Dreams are fragile, living things; neglect them and they die, devote yourself to them and they exhaust and frustrate. Achieve them and they can bring great joy, but there is always, always a price.
When the dream involves the arts, when the passion inside burns to make music, to sing, dance, write, paint, sculpt—to create—the road is especially perilous, the dream nearly impossible to obtain and when one does, never, ever is it what they imagined. I speak as both a working artist and someone who has spoken to every major working musician or artist over the past 30 years; a life in the arts can be the most rewarding and also an emotional and professional roller coaster ride.
That’s why so many give up. The dream just seems too big, the odds too long, the payoff too risky. At 20 I thought being successful meant hit records, movies, gallery sales or 200 radio stations. At 50 I know in the business of entertainment if you’re working, able to survive and have some quality of life with no other “day jobs” you are a success.
And artists cannot thrive without a muse of some kind, inspiration and they cannot flourish without support, an anchor. Just as Frida had her Diego, artists that find that supportive voice when they need it most are often the ones to go on.
The musical Once at the Pantages Theatre in Hollywood (now through August 10th then continuing its mulit-state tour examines those themes in a musical stage production that is small compared to today’s standards and tours. There’s not an enormous cast in front of 30 musicians in the pit, there’s no real special effects, in fact, there’s only one set. The dialogue isn’t filler for the songs, it’s, well, separate. Once is more a pub concert mixed with a behind-the-music episode.
It works small because it tells a small story. You see everyone has dreams, everyone wants to be more, to achieve. And many give up those dreams for what is perceived as “reality;” get a recognized job, settle down, live a life, retire. It’s universal. And in the arts, it’s older than Shakespeare. It’s a story that plays out every single day in Los Angeles or New York, Dublin, London, Mumbai, Cape Town, dreams fall by the wayside every day, many without so much as a whimper.
But dreamers oftener meet someone that kick starts their passion. They find someone that believes in them so much that they would compromise their own dreams for theirs. Sometimes, it’s a perfect stranger.
Guy literally meets Girl in this play, as that’s how we know them, in a pub. The pub where the entertainment begins before the play. Audience members are brought on stage, to have a pint and listen to Dublin pub music. I’ve heard it for years in Dublin, and this was the same spirit, the same verve. I recalled the broom dance we had performed for us in Portmagee, Ireland, by a 12 year old girl followed by singing, dancing, all by locals, all fabulous. The play’s opening brought those memories back, meaning they truly capture the spirit of a pub (Public House, FYI).

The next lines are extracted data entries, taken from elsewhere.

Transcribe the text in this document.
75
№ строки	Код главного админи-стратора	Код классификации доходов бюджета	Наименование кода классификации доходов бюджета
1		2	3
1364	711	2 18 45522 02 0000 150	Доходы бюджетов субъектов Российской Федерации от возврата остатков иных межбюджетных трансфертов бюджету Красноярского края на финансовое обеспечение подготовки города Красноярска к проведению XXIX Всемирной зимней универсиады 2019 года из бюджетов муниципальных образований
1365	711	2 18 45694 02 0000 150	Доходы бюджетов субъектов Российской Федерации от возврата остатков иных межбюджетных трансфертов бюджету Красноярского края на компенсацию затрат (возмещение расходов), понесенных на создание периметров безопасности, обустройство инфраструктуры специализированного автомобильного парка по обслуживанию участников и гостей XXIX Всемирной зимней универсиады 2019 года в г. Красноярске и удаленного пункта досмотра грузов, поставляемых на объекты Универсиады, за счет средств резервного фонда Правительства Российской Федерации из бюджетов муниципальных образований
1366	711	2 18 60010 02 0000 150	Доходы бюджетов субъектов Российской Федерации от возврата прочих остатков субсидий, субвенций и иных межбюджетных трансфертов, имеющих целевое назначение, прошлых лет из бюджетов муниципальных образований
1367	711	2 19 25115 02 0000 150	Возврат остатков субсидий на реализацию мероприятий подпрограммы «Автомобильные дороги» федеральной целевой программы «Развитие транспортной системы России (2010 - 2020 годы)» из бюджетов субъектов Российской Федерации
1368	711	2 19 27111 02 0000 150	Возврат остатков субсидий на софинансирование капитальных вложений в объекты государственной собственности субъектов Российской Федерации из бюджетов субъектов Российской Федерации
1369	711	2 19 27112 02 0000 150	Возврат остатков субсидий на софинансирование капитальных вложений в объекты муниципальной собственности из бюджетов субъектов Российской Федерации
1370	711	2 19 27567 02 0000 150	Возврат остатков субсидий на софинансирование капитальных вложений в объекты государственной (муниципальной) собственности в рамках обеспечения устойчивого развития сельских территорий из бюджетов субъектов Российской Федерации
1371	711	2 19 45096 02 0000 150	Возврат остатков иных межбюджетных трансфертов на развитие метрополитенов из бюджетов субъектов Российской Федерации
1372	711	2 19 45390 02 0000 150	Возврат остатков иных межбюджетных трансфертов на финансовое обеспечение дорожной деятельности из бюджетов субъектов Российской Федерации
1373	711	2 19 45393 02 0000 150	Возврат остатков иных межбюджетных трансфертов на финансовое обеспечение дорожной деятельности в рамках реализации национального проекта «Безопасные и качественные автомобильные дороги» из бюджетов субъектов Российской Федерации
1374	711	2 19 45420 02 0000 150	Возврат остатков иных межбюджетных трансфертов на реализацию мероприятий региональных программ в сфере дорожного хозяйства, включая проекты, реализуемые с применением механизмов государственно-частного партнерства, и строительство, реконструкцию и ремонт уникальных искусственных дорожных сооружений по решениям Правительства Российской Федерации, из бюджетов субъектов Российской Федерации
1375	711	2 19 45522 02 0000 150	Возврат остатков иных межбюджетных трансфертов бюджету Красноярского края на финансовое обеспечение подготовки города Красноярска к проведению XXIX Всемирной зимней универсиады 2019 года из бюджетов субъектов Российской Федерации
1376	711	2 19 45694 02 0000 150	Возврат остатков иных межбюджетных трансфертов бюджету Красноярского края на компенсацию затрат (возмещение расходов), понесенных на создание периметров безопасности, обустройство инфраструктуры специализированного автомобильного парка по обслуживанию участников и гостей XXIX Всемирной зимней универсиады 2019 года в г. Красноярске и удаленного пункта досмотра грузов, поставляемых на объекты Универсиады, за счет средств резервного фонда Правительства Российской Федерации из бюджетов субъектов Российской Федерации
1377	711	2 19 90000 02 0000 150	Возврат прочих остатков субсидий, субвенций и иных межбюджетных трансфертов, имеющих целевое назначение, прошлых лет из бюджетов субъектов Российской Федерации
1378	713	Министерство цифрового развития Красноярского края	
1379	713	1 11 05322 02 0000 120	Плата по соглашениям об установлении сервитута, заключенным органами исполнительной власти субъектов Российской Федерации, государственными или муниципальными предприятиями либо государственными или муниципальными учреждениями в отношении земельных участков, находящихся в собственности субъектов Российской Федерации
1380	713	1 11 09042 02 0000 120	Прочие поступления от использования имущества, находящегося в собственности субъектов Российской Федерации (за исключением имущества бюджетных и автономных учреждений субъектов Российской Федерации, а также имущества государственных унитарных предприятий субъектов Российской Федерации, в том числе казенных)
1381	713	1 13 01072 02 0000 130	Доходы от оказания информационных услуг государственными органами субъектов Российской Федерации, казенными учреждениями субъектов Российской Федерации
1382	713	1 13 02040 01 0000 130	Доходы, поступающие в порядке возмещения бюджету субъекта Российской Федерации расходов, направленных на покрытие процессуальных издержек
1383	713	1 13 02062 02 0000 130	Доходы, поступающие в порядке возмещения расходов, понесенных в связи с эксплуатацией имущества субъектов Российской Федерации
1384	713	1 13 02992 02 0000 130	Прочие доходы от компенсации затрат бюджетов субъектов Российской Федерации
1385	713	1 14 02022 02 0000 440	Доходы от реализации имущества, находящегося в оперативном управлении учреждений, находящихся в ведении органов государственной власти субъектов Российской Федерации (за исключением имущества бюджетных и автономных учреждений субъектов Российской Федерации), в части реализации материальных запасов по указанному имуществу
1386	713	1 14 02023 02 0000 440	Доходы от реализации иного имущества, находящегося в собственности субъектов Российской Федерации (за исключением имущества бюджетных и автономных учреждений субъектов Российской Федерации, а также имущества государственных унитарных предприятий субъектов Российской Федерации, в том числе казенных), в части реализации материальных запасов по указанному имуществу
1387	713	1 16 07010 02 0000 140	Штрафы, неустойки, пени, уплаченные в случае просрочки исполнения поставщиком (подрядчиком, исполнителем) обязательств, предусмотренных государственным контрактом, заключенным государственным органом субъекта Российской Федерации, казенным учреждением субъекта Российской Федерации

Guy is abandoning his guitar, his dreams, his hopes of a career. There’s even a girl that’s left Dublin for New York, one that he still pines over and writes songs about. Adele’s bad breakup gave us the multi-platinum 21 album so breakups are great for songwriters. Girl walks in just as Guy is finishing his last song in public. She asks for more. He says no. Of course, she gets her way and passionate ballads and rousing celtic-sounding music springs forth from Guy and the other cast members. The pub changes with lighting for other scenes but the cast members all play and form the orchestra on the side of stage. This keeps the concert feel, the intimate pub feel, the behind-the-scenes approach.
I loved the Irish setting, as I love the country and people of Ireland. Irish playwright & screenwriter Enda Walsh did the book for the play, music and lyrics by Glen Hansard and Marketa Irglova (who starred in the film) and the hit Falling Slowly will be familiar even to those who have never seen the movie or play. The handsome Stuart Ward as Guy and Dani DeWaal as Girl anchor the play and John Tiffany’s director keeps the numbers tight and the play moving swiftly, given it’s two-plus our length. The ensemble is rock solid, each carving out a little niche for their dream, their passion along the way.
Perhaps Once will remind Broadway producers that you don’t have to spend $400 million on a production to bring in audiences and win acclaim. Maybe they’ll remember that great singers and actors, a good book/story, engaging music and universal themes that resonate deeply with audience members is what good theatre, even and especially musical theatre, is all about in the first place.
The play is based on the Academy Award-winning film of the same name. It has won eight Tony Awards and the Cast Album won the 2013 Grammy for Best Cast Recording. It’s innovation is in its simplicity; its appeal the universal themes of inspiration, of love, longing, the complexity of the human condition when dreams and passions are involved.